Menurutnya, Pelatihan Kepemimpinan Pengawas menjadi instrumen penting dalam membentuk aparatur yang mampu beradaptasi dengan perkembangan zaman serta menjawab berbagai tantangan birokrasi dan pelayanan publik.
Ia menjelaskan, pejabat pengawas atau pejabat eselon IV memiliki peran vital sebagai ujung tombak pelaksanaan kebijakan pemerintah, karena berada di garis terdepan dalam pelayanan masyarakat, pelaksanaan program pembangunan, dan pengelolaan sumber daya organisasi.
Karena itu, kemampuan kepemimpinan yang adaptif, kolaboratif, dan berorientasi pada hasil menjadi kebutuhan yang harus dimiliki setiap pejabat pengawas.
Dalam kesempatan tersebut, peserta pelatihan juga didorong untuk menghasilkan aksi perubahan yang tidak hanya menjadi syarat penyelesaian pelatihan, tetapi mampu diimplementasikan secara nyata di lingkungan kerja masing-masing.
Bupati berharap setiap inovasi yang lahir dari pelatihan tersebut dapat memberikan dampak positif terhadap peningkatan kualitas pelayanan publik di Kabupaten Tanah Bumbu.
Menurutnya, ekspektasi masyarakat terhadap pelayanan pemerintah saat ini terus meningkat, sehingga aparatur dituntut bekerja lebih cepat, tepat, transparan, dan berorientasi pada hasil.
“Kepemimpinan pengawas harus mampu menjadi penggerak perubahan di unit kerja masing-masing, mendorong budaya kerja yang inovatif, serta membangun kolaborasi yang kuat dalam mencapai tujuan organisasi,” pesannya.
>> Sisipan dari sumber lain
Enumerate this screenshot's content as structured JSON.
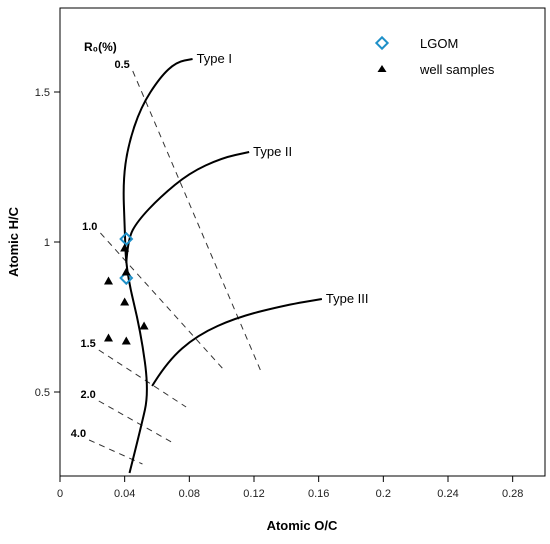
{
  "chart_data": {
    "type": "scatter",
    "title": "",
    "xlabel": "Atomic O/C",
    "ylabel": "Atomic H/C",
    "xlim": [
      0,
      0.3
    ],
    "ylim": [
      0.22,
      1.78
    ],
    "x_ticks": [
      "0",
      "0.04",
      "0.08",
      "0.12",
      "0.16",
      "0.2",
      "0.24",
      "0.28"
    ],
    "y_ticks": [
      "0.5",
      "1",
      "1.5"
    ],
    "ro_label": "R₀(%)",
    "series": [
      {
        "name": "LGOM",
        "marker": "diamond-open",
        "color": "#1e90c8",
        "points": [
          [
            0.041,
            1.01
          ],
          [
            0.041,
            0.88
          ]
        ]
      },
      {
        "name": "well samples",
        "marker": "triangle-filled",
        "color": "#000000",
        "points": [
          [
            0.04,
            0.98
          ],
          [
            0.041,
            0.9
          ],
          [
            0.04,
            0.8
          ],
          [
            0.03,
            0.87
          ],
          [
            0.052,
            0.72
          ],
          [
            0.03,
            0.68
          ],
          [
            0.041,
            0.67
          ]
        ]
      }
    ],
    "type_curves": [
      {
        "name": "Type I",
        "points": [
          [
            0.043,
            0.23
          ],
          [
            0.05,
            0.38
          ],
          [
            0.055,
            0.5
          ],
          [
            0.05,
            0.7
          ],
          [
            0.041,
            0.9
          ],
          [
            0.04,
            1.05
          ],
          [
            0.039,
            1.2
          ],
          [
            0.042,
            1.32
          ],
          [
            0.05,
            1.45
          ],
          [
            0.062,
            1.55
          ],
          [
            0.072,
            1.6
          ],
          [
            0.082,
            1.61
          ]
        ]
      },
      {
        "name": "Type II",
        "points": [
          [
            0.041,
            0.93
          ],
          [
            0.042,
            1.01
          ],
          [
            0.048,
            1.07
          ],
          [
            0.062,
            1.15
          ],
          [
            0.08,
            1.23
          ],
          [
            0.1,
            1.28
          ],
          [
            0.117,
            1.3
          ]
        ]
      },
      {
        "name": "Type III",
        "points": [
          [
            0.057,
            0.52
          ],
          [
            0.066,
            0.6
          ],
          [
            0.085,
            0.69
          ],
          [
            0.11,
            0.75
          ],
          [
            0.14,
            0.79
          ],
          [
            0.162,
            0.81
          ]
        ]
      }
    ],
    "ro_lines": [
      {
        "label": "0.5",
        "from": [
          0.045,
          1.57
        ],
        "to": [
          0.125,
          0.56
        ]
      },
      {
        "label": "1.0",
        "from": [
          0.025,
          1.03
        ],
        "to": [
          0.102,
          0.57
        ]
      },
      {
        "label": "1.5",
        "from": [
          0.024,
          0.64
        ],
        "to": [
          0.078,
          0.45
        ]
      },
      {
        "label": "2.0",
        "from": [
          0.024,
          0.47
        ],
        "to": [
          0.07,
          0.33
        ]
      },
      {
        "label": "4.0",
        "from": [
          0.018,
          0.34
        ],
        "to": [
          0.051,
          0.26
        ]
      }
    ],
    "legend_position": "top-right",
    "grid": false
  }
}
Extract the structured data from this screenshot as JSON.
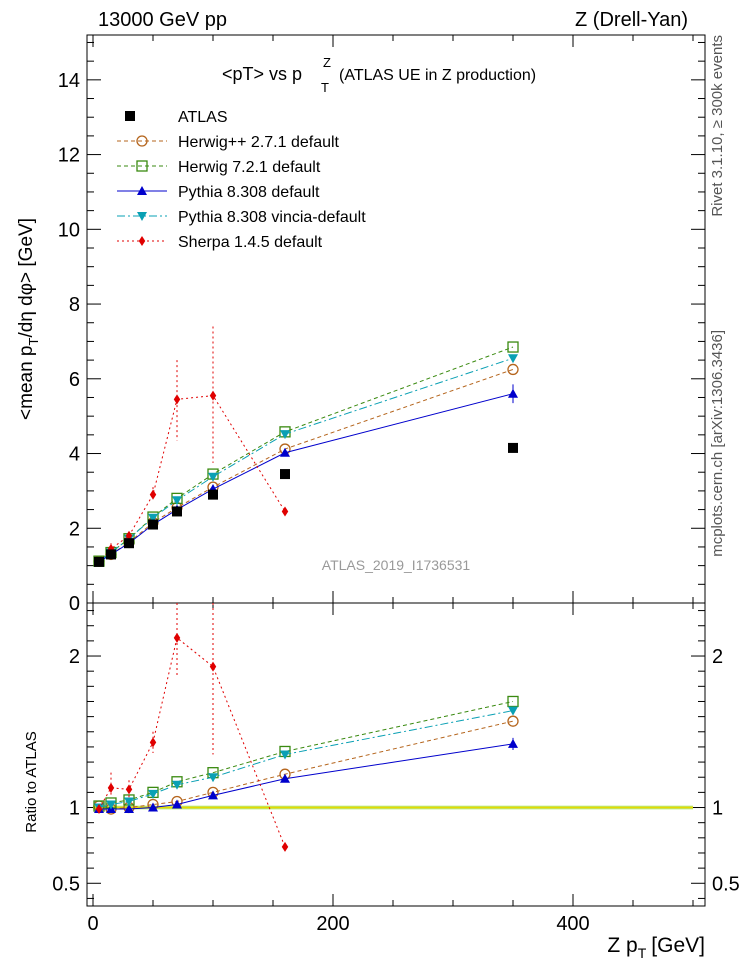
{
  "header": {
    "left": "13000 GeV pp",
    "right": "Z (Drell-Yan)"
  },
  "side_labels": {
    "rivet": "Rivet 3.1.10, ≥ 300k events",
    "mcplots": "mcplots.cern.ch [arXiv:1306.3436]"
  },
  "chart_data": {
    "type": "line",
    "title_main": "<pT> vs p",
    "title_sup": "Z",
    "title_sub": "T",
    "title_rest": "(ATLAS UE in Z production)",
    "watermark": "ATLAS_2019_I1736531",
    "xlabel_main": "Z p",
    "xlabel_sub": "T",
    "xlabel_unit": "[GeV]",
    "ylabel_top_a": "<mean p",
    "ylabel_top_sub": "T",
    "ylabel_top_b": "/dη dφ> [GeV]",
    "ylabel_bottom": "Ratio to ATLAS",
    "xlim": [
      -5,
      510
    ],
    "ylim_top": [
      0,
      15.2
    ],
    "ylim_bottom": [
      0.35,
      2.35
    ],
    "x_ticks": [
      0,
      200,
      400
    ],
    "y_ticks_top": [
      0,
      2,
      4,
      6,
      8,
      10,
      12,
      14
    ],
    "y_ticks_bottom": [
      0.5,
      1,
      2
    ],
    "x": [
      5,
      15,
      30,
      50,
      70,
      100,
      160,
      350
    ],
    "reference_name": "ATLAS",
    "reference_x": [
      5,
      15,
      30,
      50,
      70,
      100,
      160,
      350
    ],
    "reference_y": [
      1.1,
      1.3,
      1.6,
      2.1,
      2.45,
      2.9,
      3.45,
      4.15
    ],
    "series": [
      {
        "name": "Herwig++ 2.7.1 default",
        "color": "#b5651d",
        "dash": "4,3",
        "marker": "circle-open",
        "x": [
          5,
          15,
          30,
          50,
          70,
          100,
          160,
          350
        ],
        "values": [
          1.12,
          1.3,
          1.62,
          2.15,
          2.55,
          3.1,
          4.12,
          6.25
        ],
        "ratio": [
          1.01,
          0.99,
          1.0,
          1.02,
          1.04,
          1.1,
          1.22,
          1.57
        ]
      },
      {
        "name": "Herwig 7.2.1 default",
        "color": "#3a8a10",
        "dash": "4,3",
        "marker": "square-open",
        "x": [
          5,
          15,
          30,
          50,
          70,
          100,
          160,
          350
        ],
        "values": [
          1.12,
          1.35,
          1.72,
          2.3,
          2.8,
          3.45,
          4.58,
          6.85
        ],
        "ratio": [
          1.01,
          1.03,
          1.05,
          1.1,
          1.17,
          1.23,
          1.37,
          1.7
        ]
      },
      {
        "name": "Pythia 8.308 default",
        "color": "#0000cc",
        "dash": "",
        "marker": "triangle-up",
        "x": [
          5,
          15,
          30,
          50,
          70,
          100,
          160,
          350
        ],
        "values": [
          1.1,
          1.3,
          1.6,
          2.1,
          2.5,
          3.05,
          4.02,
          5.6
        ],
        "ratio": [
          0.99,
          0.99,
          0.99,
          1.0,
          1.02,
          1.08,
          1.19,
          1.42
        ]
      },
      {
        "name": "Pythia 8.308 vincia-default",
        "color": "#0aa0b4",
        "dash": "8,3,2,3",
        "marker": "triangle-down",
        "x": [
          5,
          15,
          30,
          50,
          70,
          100,
          160,
          350
        ],
        "values": [
          1.12,
          1.35,
          1.72,
          2.28,
          2.75,
          3.38,
          4.52,
          6.55
        ],
        "ratio": [
          1.0,
          1.02,
          1.04,
          1.09,
          1.15,
          1.2,
          1.35,
          1.64
        ]
      },
      {
        "name": "Sherpa 1.4.5 default",
        "color": "#e00000",
        "dash": "2,3",
        "marker": "diamond",
        "x": [
          5,
          15,
          30,
          50,
          70,
          100,
          160
        ],
        "values": [
          1.1,
          1.45,
          1.8,
          2.9,
          5.45,
          5.55,
          2.45
        ],
        "ratio": [
          0.99,
          1.13,
          1.12,
          1.43,
          2.12,
          1.93,
          0.74
        ]
      }
    ]
  }
}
Ia optimistis pelatihan tersebut akan melahirkan pemimpin-pemimpin pengawas yang memiliki kompetensi, karakter, serta semangat pengabdian tinggi dalam mendukung pembangunan Kabupaten Tanah Bumbu yang maju, makmur, dan beradab.
“Saya berharap Saudara dapat menjadi agen perubahan yang mampu mendorong peningkatan kinerja organisasi dan kualitas pelayanan publik,” tegasnya.
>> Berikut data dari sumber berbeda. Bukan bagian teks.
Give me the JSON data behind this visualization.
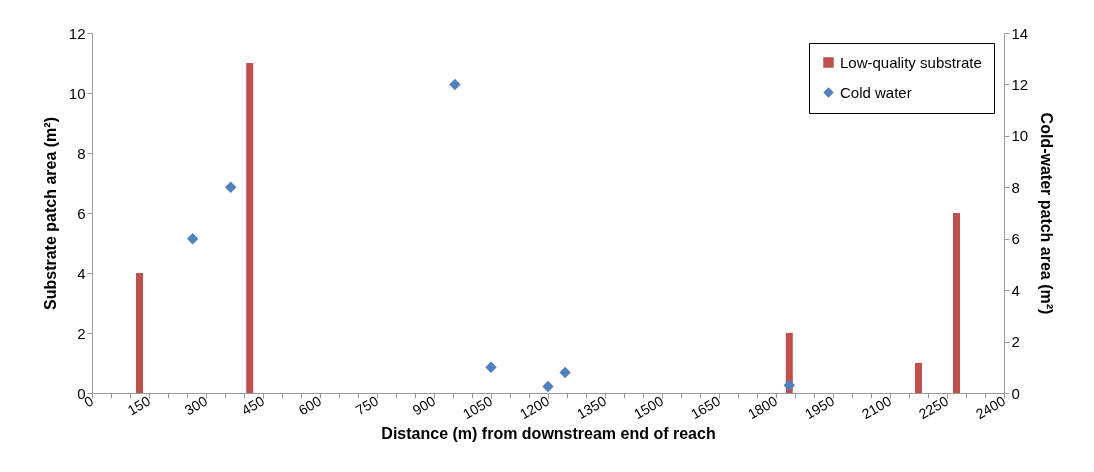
{
  "chart_data": {
    "type": "bar",
    "xlabel": "Distance (m) from downstream end of reach",
    "ylabel": "Substrate patch area (m²)",
    "y2label": "Cold-water patch area (m²)",
    "xlim": [
      0,
      2400
    ],
    "xticks": [
      0,
      {
        "value": 50,
        "label": null
      },
      {
        "value": 100,
        "label": null
      },
      150,
      {
        "value": 200,
        "label": null
      },
      {
        "value": 250,
        "label": null
      },
      300,
      {
        "value": 350,
        "label": null
      },
      {
        "value": 400,
        "label": null
      },
      450,
      {
        "value": 500,
        "label": null
      },
      {
        "value": 550,
        "label": null
      },
      600,
      {
        "value": 650,
        "label": null
      },
      {
        "value": 700,
        "label": null
      },
      750,
      {
        "value": 800,
        "label": null
      },
      {
        "value": 850,
        "label": null
      },
      900,
      {
        "value": 950,
        "label": null
      },
      {
        "value": 1000,
        "label": null
      },
      1050,
      {
        "value": 1100,
        "label": null
      },
      {
        "value": 1150,
        "label": null
      },
      1200,
      {
        "value": 1250,
        "label": null
      },
      {
        "value": 1300,
        "label": null
      },
      1350,
      {
        "value": 1400,
        "label": null
      },
      {
        "value": 1450,
        "label": null
      },
      1500,
      {
        "value": 1550,
        "label": null
      },
      {
        "value": 1600,
        "label": null
      },
      1650,
      {
        "value": 1700,
        "label": null
      },
      {
        "value": 1750,
        "label": null
      },
      1800,
      {
        "value": 1850,
        "label": null
      },
      {
        "value": 1900,
        "label": null
      },
      1950,
      {
        "value": 2000,
        "label": null
      },
      {
        "value": 2050,
        "label": null
      },
      2100,
      {
        "value": 2150,
        "label": null
      },
      {
        "value": 2200,
        "label": null
      },
      2250,
      {
        "value": 2300,
        "label": null
      },
      {
        "value": 2350,
        "label": null
      },
      2400
    ],
    "ylim": [
      0,
      12
    ],
    "yticks": [
      0,
      2,
      4,
      6,
      8,
      10,
      12
    ],
    "y2lim": [
      0,
      14
    ],
    "y2ticks": [
      0,
      2,
      4,
      6,
      8,
      10,
      12,
      14
    ],
    "grid": false,
    "legend": "top right",
    "series": [
      {
        "name": "Low-quality substrate",
        "color": "#c0504d",
        "x": [
          125,
          415,
          1835,
          2175,
          2275
        ],
        "values": [
          4,
          11,
          2,
          1,
          6
        ]
      },
      {
        "name": "Cold water",
        "type": "scatter",
        "axis": "y2",
        "marker": "diamond",
        "color": "#4f81bd",
        "x": [
          265,
          365,
          955,
          1050,
          1200,
          1245,
          1835
        ],
        "values": [
          6,
          8,
          12,
          1,
          0.25,
          0.8,
          0.3
        ]
      }
    ]
  }
}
Pembukaan kegiatan turut dihadiri Sekretaris BPSDMD Provinsi Kalimantan Selatan Rina Astuti yang mewakili Kepala BPSDMD Provinsi Kalimantan Selatan, para widyaiswara BPSDMD Provinsi Kalimantan Selatan, serta Tim Aksi Percepatan Pembangunan Daerah (AP2D) Tanah Bumbu yang dipimpin Prof. Dr. H. Murtir Jeddawi.
Melalui pelatihan ini, Pemerintah Kabupaten Tanah Bumbu berharap lahir aparatur yang mampu menjadi motor perubahan dalam birokrasi sekaligus menghadirkan pelayanan publik yang semakin profesional, efektif, dan responsif terhadap kebutuhan masyarakat.